Lo mejor que puede ofrecer el gobierno de López Obrador es, según la más reciente ENIGH, una modesta mejora en el ingreso promedio per cápita después de la pandemia. También hay remesas en abundancia, provenientes de la expulsión de paisanos, que han contribuido con creces a ese resultado. No hay más: en el resto de los indicadores de este sexenio, todo ha caído. El reparto de dinero ha servido para paliar la pobreza, pero no la de los más pobres. Ha ayudado a muchas personas a tener un dinerito extra para los gastos, pero tampoco ha suplido las carencias acumuladas.
El gobierno ha echado las campanas al vuelo: por primera vez en cinco años, tiene al menos un dato duro (no otros datos) para defender su proyecto. Empero, como ha sucedido sistemáticamente durante este periodo, negará o distorsionará todos los demás. Ni siquiera ha aceptado que sus programas sociales no están llegando a quienes más los necesitan, sino que se reparten entre quienes ya tienen ingresos propios para comer, vestir y vivir. No reconoce que el aumento de ese reparto corresponde con su incapacidad para garantizar los derechos fundamentales: se han reducido las consultas, los medicamentos y los tratamientos médicos, la educación sigue siendo precaria, no existe ninguna política de cuidados, la educación pública superior está en crisis, la deuda pública se ha multiplicado y la inflación sigue limitando el acceso a los alimentos de la canasta básica. Las lecturas más severas predicen que el sexenio terminará como los de Echeverría y López Portillo, mientras que los mejores pronósticos nos dicen que estaremos igual que en 2018.

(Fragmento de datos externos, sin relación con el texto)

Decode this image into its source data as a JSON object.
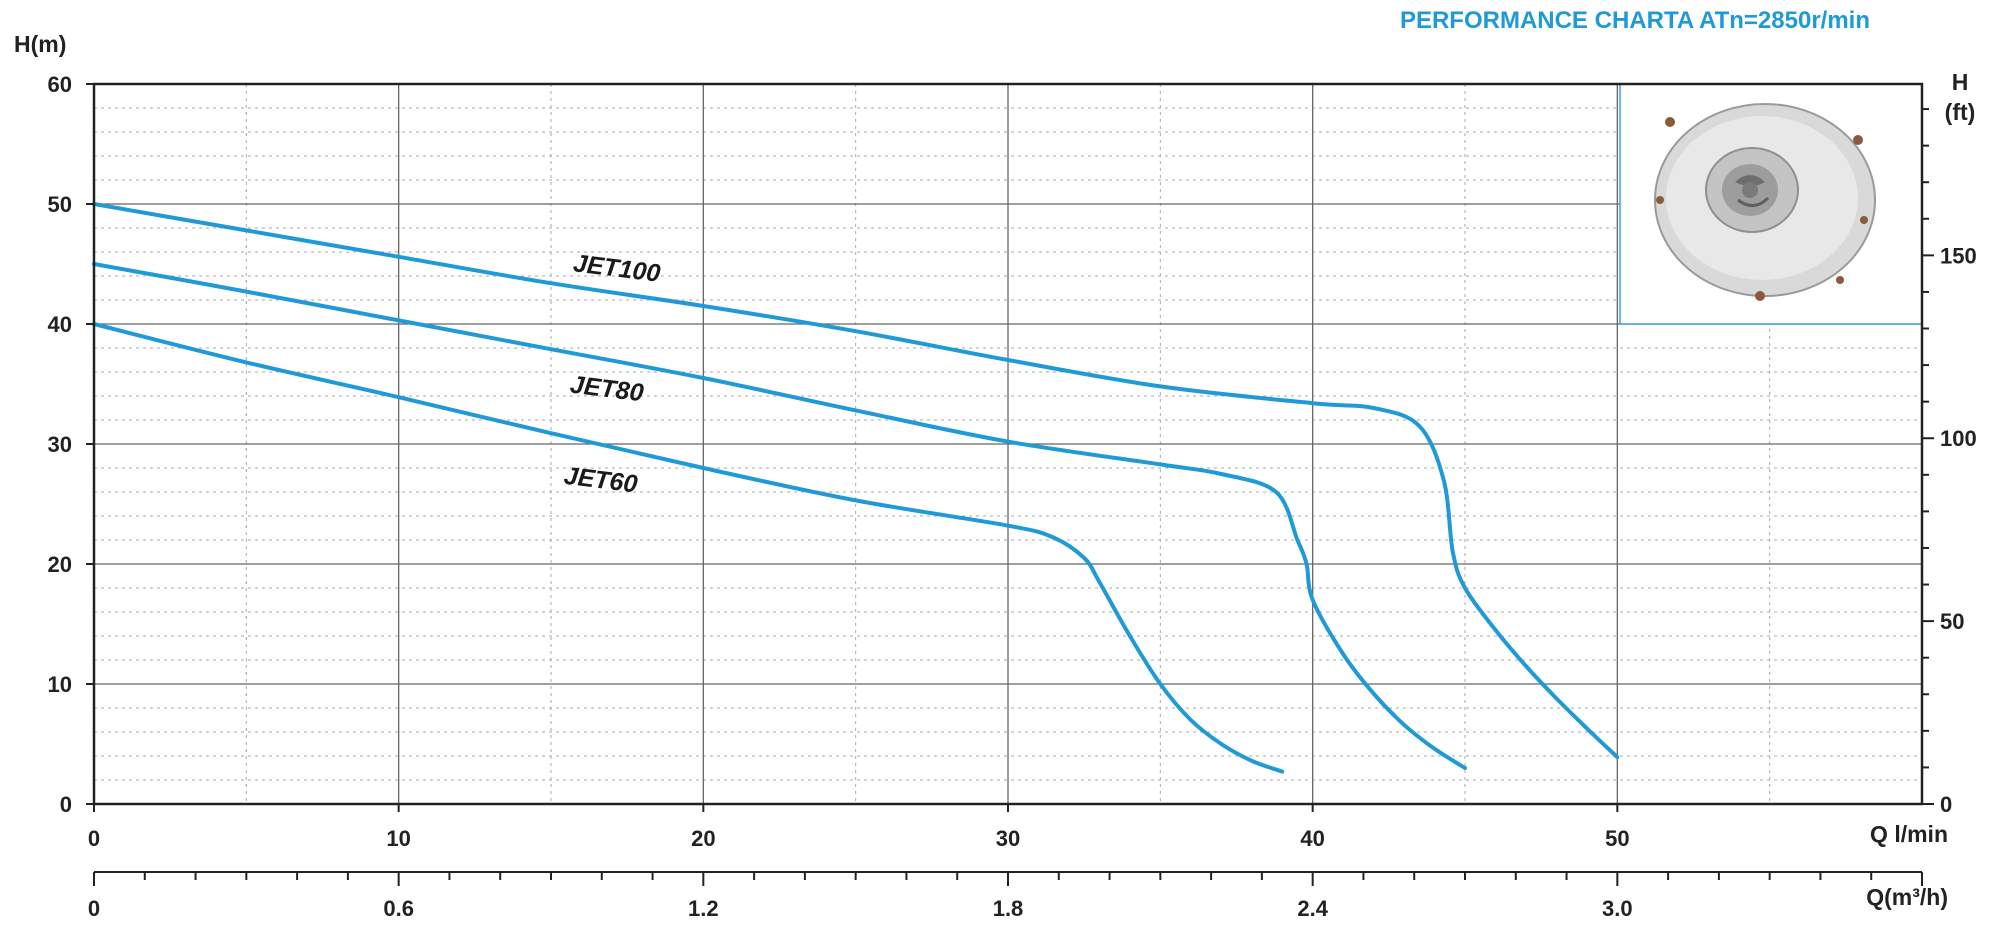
{
  "chart_data": {
    "type": "line",
    "title": "PERFORMANCE CHARTA ATn=2850r/min",
    "xlabel": "Q l/min",
    "ylabel": "H(m)",
    "y2label_line1": "H",
    "y2label_line2": "(ft)",
    "x2label": "Q(m³/h)",
    "xlim": [
      0,
      60
    ],
    "ylim": [
      0,
      60
    ],
    "grid": true,
    "x_ticks": [
      0,
      10,
      20,
      30,
      40,
      50
    ],
    "x_tick_labels": [
      "0",
      "10",
      "20",
      "30",
      "40",
      "50"
    ],
    "y_ticks": [
      0,
      10,
      20,
      30,
      40,
      50,
      60
    ],
    "y_tick_labels": [
      "0",
      "10",
      "20",
      "30",
      "40",
      "50",
      "60"
    ],
    "y2_ticks_ft": [
      0,
      50,
      100,
      150
    ],
    "y2_tick_labels": [
      "0",
      "50",
      "100",
      "150"
    ],
    "x2_ticks": [
      0,
      0.6,
      1.2,
      1.8,
      2.4,
      3.0
    ],
    "x2_tick_labels": [
      "0",
      "0.6",
      "1.2",
      "1.8",
      "2.4",
      "3.0"
    ],
    "series": [
      {
        "name": "JET100",
        "x": [
          0,
          5,
          10,
          15,
          20,
          25,
          30,
          35,
          40,
          42,
          43.5,
          44.3,
          44.6,
          45,
          46,
          47,
          48,
          49,
          50
        ],
        "y": [
          50,
          47.8,
          45.6,
          43.4,
          41.5,
          39.4,
          37,
          34.8,
          33.4,
          33,
          31.5,
          27,
          21,
          18,
          14.5,
          11.5,
          8.8,
          6.3,
          3.9
        ],
        "label_x": 15.7,
        "label_y": 44.4
      },
      {
        "name": "JET80",
        "x": [
          0,
          5,
          10,
          15,
          20,
          25,
          30,
          35,
          37,
          38.8,
          39.5,
          39.8,
          40,
          41,
          42,
          43,
          44,
          45
        ],
        "y": [
          45,
          42.7,
          40.3,
          37.9,
          35.5,
          32.8,
          30.2,
          28.3,
          27.5,
          26,
          22,
          20,
          17,
          12.5,
          9.2,
          6.6,
          4.6,
          3
        ],
        "label_x": 15.6,
        "label_y": 34.3
      },
      {
        "name": "JET60",
        "x": [
          0,
          5,
          10,
          15,
          20,
          25,
          30,
          31.5,
          32.5,
          33,
          34,
          35,
          36,
          37,
          38,
          39
        ],
        "y": [
          40,
          36.8,
          33.9,
          30.9,
          28,
          25.3,
          23.2,
          22.2,
          20.5,
          18.5,
          14,
          10,
          7,
          5,
          3.6,
          2.7
        ],
        "label_x": 15.4,
        "label_y": 26.7
      }
    ]
  },
  "colors": {
    "curve": "#1f9ad6",
    "title": "#1f9ad6",
    "grid_major": "#666666",
    "grid_minor": "#aaaaaa",
    "axis": "#222222",
    "inset_border": "#3aa0d8"
  },
  "inset": {
    "icon": "pump-impeller-photo"
  }
}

Hay que defender los programas paliativos, sin duda. Pero es un error garrafal confundirlos con una política económica suficiente para erradicar la pobreza. Sobre esto ya se ha escrito mucho: el dinero repartido pierde valor con el tiempo y se vuelve papel mojado. Lo único que afirma el ingreso es el salario derivado del empleo estable y protegido por la seguridad social, incluyendo el derecho a la jubilación digna. Y lo que permite erradicar la desigualdad es el acceso parejo a los derechos sociales básicos: alimentos, servicios médicos y medicinas, educación pública de calidad, vivienda digna y acceso al agua, a la energía eléctrica y al gas, a la movilidad y el transporte. Se sabe de sobra que la clave está en evitar que los más pobres tengan que gastar lo poco que tienen en sufragarse ese conjunto de bienes y servicios que el Estado debería proveerles de manera gratuita. Hay ríos de tinta y mucha historia acumulada sobre estos temas.
Lo que el gobierno mexicano está celebrando es la sustitución de los derechos por dinero líquido: les quitó recursos a las garantías para repartirlo. La paradoja que encierra esa decisión es que, en promedio, la gente tiene un poco más de dinero, pero está más desprotegida. En su libro clásico sobre desarrollo y libertad, Amartya Sen se preguntaba de qué le puede servir un millón de dólares en efectivo a un individuo que está a la mitad de un desierto, sin acceso a nada. Esa misma pregunta vale para el caso mexicano: de qué le sirve a la gente un poquito más de dinero líquido (un poquito, nomás) si debe gastarlo en sobrevivir sin respaldo. A las personas les sirve de muy poco, pero al gobierno le sirve mucho: en vez de ciudadanos exigiendo derechos, tiene clientelas agradecidas: un tercio de la población adulta que, probablemente, prefiera pájaro en mano que ciento volando.
Supongo que habrá que esperar al menos un año para discutir estos temas en serio: para intentar que se conviertan en política pública. Por lo pronto, mientras llega el día de las elecciones, habrá mucho más dinero en efectivo (cash, diría el clásico) corriendo por las calles, para pagar campañas y voluntades.